Schwierige Entsorgung

Die Kadaver der bis zu 60 Tonnen schweren Pottwale, die im Januar gefunden wurden, sind bereits zerlegt. Mit Schleppern wurden sie an Land gebracht, dann mit Baggern und Autokränen weiter transportiert. Am Strand schneiden Tierpräparatoren wie der Niederländer Aart Walen zunächst Löcher in die Kolosse. Fäulnisgase wie Methan können so entweichen. Ansonsten würden die Tiere regelrecht explodieren.

Teilweise landen sie zu Forschungszwecken in Veterinär- und Anatomie-Abteilungen. Die Skelette werden in Museen oder Zoos zu bestaunen sein. Oder die Kadaver werden gemäß der EU-Gesetzgebung sterilisiert und in die Bestandteile Wasser, Mehl und Fett getrennt.

"Die acht Pottwale sind uns angekündigt. Lieber wäre es mir, ich könnte meinem Sohn lebende Wale vor Portugal zeigen", gibt Andreas Schawe zu verstehen. "Wir haben allerdings den Entsorgungsauftrag für das Bundesland Schleswig-Holstein, stehen daher in der Pflicht", fügt der technische Leiter der Firma Rendac hinzu. Da die Transportcontainer nur 6,5 Meter lang sind, werden die Tiere am Strand in Stücke geteilt und im Betrieb nach EU-Vorschriften seuchenhygienisch einwandfrei verarbeitet: "Normalerweise werden Kadaver so schnell wie möglich entsorgt. Bei den Walen vergehen mitunter Tage", so Schawe.

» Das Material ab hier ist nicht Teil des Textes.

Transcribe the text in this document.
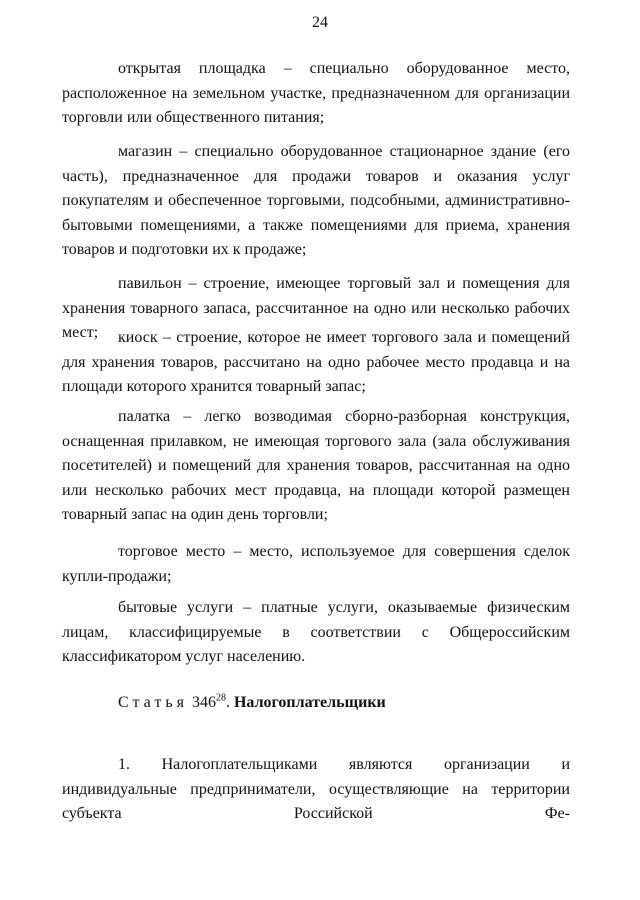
24

открытая площадка – специально оборудованное место, расположенное на земельном участке, предназначенном для организации торговли или общественного питания;

магазин – специально оборудованное стационарное здание (его часть), предназначенное для продажи товаров и оказания услуг покупателям и обеспеченное торговыми, подсобными, административно-бытовыми помещениями, а также помещениями для приема, хранения товаров и подготовки их к продаже;

павильон – строение, имеющее торговый зал и помещения для хранения товарного запаса, рассчитанное на одно или несколько рабочих мест;	киоск – строение, которое не имеет торгового зала и помещений для хранения товаров, рассчитано на одно рабочее место продавца и на площади которого хранится товарный запас;

палатка – легко возводимая сборно-разборная конструкция, оснащенная прилавком, не имеющая торгового зала (зала обслуживания посетителей) и помещений для хранения товаров, рассчитанная на одно или несколько рабочих мест продавца, на площади которой размещен товарный запас на один день торговли;

торговое место – место, используемое для совершения сделок купли-продажи;

бытовые услуги – платные услуги, оказываемые физическим лицам, классифицируемые в соответствии с Общероссийским классификатором услуг населению.

Статья $346^{28}$. Налогоплательщики

1. Налогоплательщиками являются организации и индивидуальные предприниматели, осуществляющие на территории субъекта Российской Фе-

Bei 133 Grad Celsius und einem Druck von drei Bar werden die Überreste zwanzig Minuten unter ständigem Rühren behandelt. "Dabei entstehen Wasser, außerdem Fette, die zu Biodiesel verarbeitet werden und Tiermehl. Daraus wird Strom erzeugt", beschreibt Andreas Schawe den Vorgang der Tierkörperverwertung. "Das Tiermehl hat aufgrund seiner Kalorien einen hohen Brennwert. Im Kraftwerk wird es der Braunkohle beigemengt."

Andreas Loi-Brügger von der Oldenburger Fleischmehlfabrik Kampe musste im Januar zwei Pottwale entsorgen: "Die Überreste wurden in fünf Zentimeter große Stücke zerteilt. Das war harte Arbeit, weil das Gewebe des Tieres mit seiner zähen Fettschicht sich nur schwer zerteilen ließ."

Das Tiermehl werde auch in Zementwerken verfeuert, das Wasser in die Kläranlage geleitet. Sorgen müssten sich die Bürger deswegen nicht: "Bei der Drucksterilisation werden alle Keime abgetötet."